Network channel share:
- Nine (33.1%)
- Seven (23.6%)
- ABC (20.4%)
- Ten (13.1%)
- SBS (9.8%)
Network main channels:
- Nine (23.6%)
- ABC (16.5%)
- Seven (15.8%)
- Ten (7.6%)
- SBS ONE (6.3%)
Top 5 digital channels:
- 7mate, GO (3.9%)
- 10 Bold (3.7%)
- Gem (2.6%)
- ABC Kids/Comedy (2.1%)
Top 10 national programs:
- Seven News — 1.53 million
- Nine/NBN News — 1.43 million
- The Block — Room Reveal Winner (Nine) — 1.36 million
- The Block (Nine) — 1.29 million
- 7pm ABC News — 1.21 million
- 60 Minutes (Nine) — 926,000
- Shetland (ABC) — 918,000
- Midsomer Murders (ABC) — 773,000
- Plate Of Origin (Seven) — 661,000
- Insiders (ABC, ABC News) — 611,000
Top metro programs:
- Nine News — 1.04 million
- Seven News — 1.04 million
Losers: Seven and Ten — just weak
Metro news and current affairs:
- Nine News — 1.04 million
- Seven News — 1.04 million
- 7pm ABC News – 829,000
- 60 Minutes (Nine) — 622,000
- The Sunday Project 7pm (Ten) — 424,000
- The Sunday Project 6.30pm (Ten) — 272,000
- Ten News First — 260,000
- SBS World News — 146,000
Morning (National) TV:
- Insiders (ABC, ABC News ) — 611,000
- Landline (ABC) — 487,000
- Weekend Sunrise (Seven) – 455,000
- Weekend Today (Nine) – 302,000
- Offsiders (ABC), Sports Sunday (Nine) — 221,000
Top five pay TV programs:
- NRL: Warriors v Parramatta (Fox League) — 237,000
- AFL: Geelong v Essendon (Fox Footy) — 222,000
- NRL: North Qld. v St George (Fox League) — 207,000
- AFL: Footscray v West Coast (Fox Footy) — 190,000
- AFL: St Kilda v Hawthorn (Fox Footy) — 168,000
What would you expect! Plate of rubbish even tho I like Manu!

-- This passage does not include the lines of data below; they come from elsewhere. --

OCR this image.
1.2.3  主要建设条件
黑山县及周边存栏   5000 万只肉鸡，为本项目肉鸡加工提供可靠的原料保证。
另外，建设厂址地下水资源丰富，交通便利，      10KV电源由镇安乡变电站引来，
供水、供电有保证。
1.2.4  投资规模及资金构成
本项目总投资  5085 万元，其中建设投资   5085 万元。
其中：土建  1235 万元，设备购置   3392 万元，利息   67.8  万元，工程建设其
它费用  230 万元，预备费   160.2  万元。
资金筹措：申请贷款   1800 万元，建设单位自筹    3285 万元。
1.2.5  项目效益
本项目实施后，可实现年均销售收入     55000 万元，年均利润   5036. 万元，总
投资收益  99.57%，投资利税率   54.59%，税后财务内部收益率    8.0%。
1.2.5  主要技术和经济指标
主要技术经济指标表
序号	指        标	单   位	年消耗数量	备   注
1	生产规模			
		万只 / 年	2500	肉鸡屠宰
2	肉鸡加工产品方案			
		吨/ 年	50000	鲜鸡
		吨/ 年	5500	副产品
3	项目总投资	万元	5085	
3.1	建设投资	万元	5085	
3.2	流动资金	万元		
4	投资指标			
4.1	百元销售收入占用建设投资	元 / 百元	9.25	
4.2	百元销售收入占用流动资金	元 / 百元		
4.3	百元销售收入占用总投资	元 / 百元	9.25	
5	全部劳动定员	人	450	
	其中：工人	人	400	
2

Didn’t watch Midsomer Murders as I suspected it would be a bit on silly side. But what does worry me is the sharp decreases in the UK population as depicted in Shetland (six drawn out episodes in search of a coherent story line), Midsomer Murders and Vera, which ended a week ago and was replaced by Midsomer last night.
Between these three it’s a miracle that there’s anyone left for our former PM to help manage with their trade.
You miss the point, Glen. There’s no such thing as an especially silly episode of Midsomer Murders; every single episode is especially silly. People don’t watch it for gritty realism, any more than they watch Miss Marple or Hercule Poirot for gritty realism. They watch it for fun, and because you don’t have to turn on subtitles to understand what the characters are saying and for the fun of seeing exactly how this weeks extraordinarily ridiculous plot mystery is resolved. Killer bees? Why not?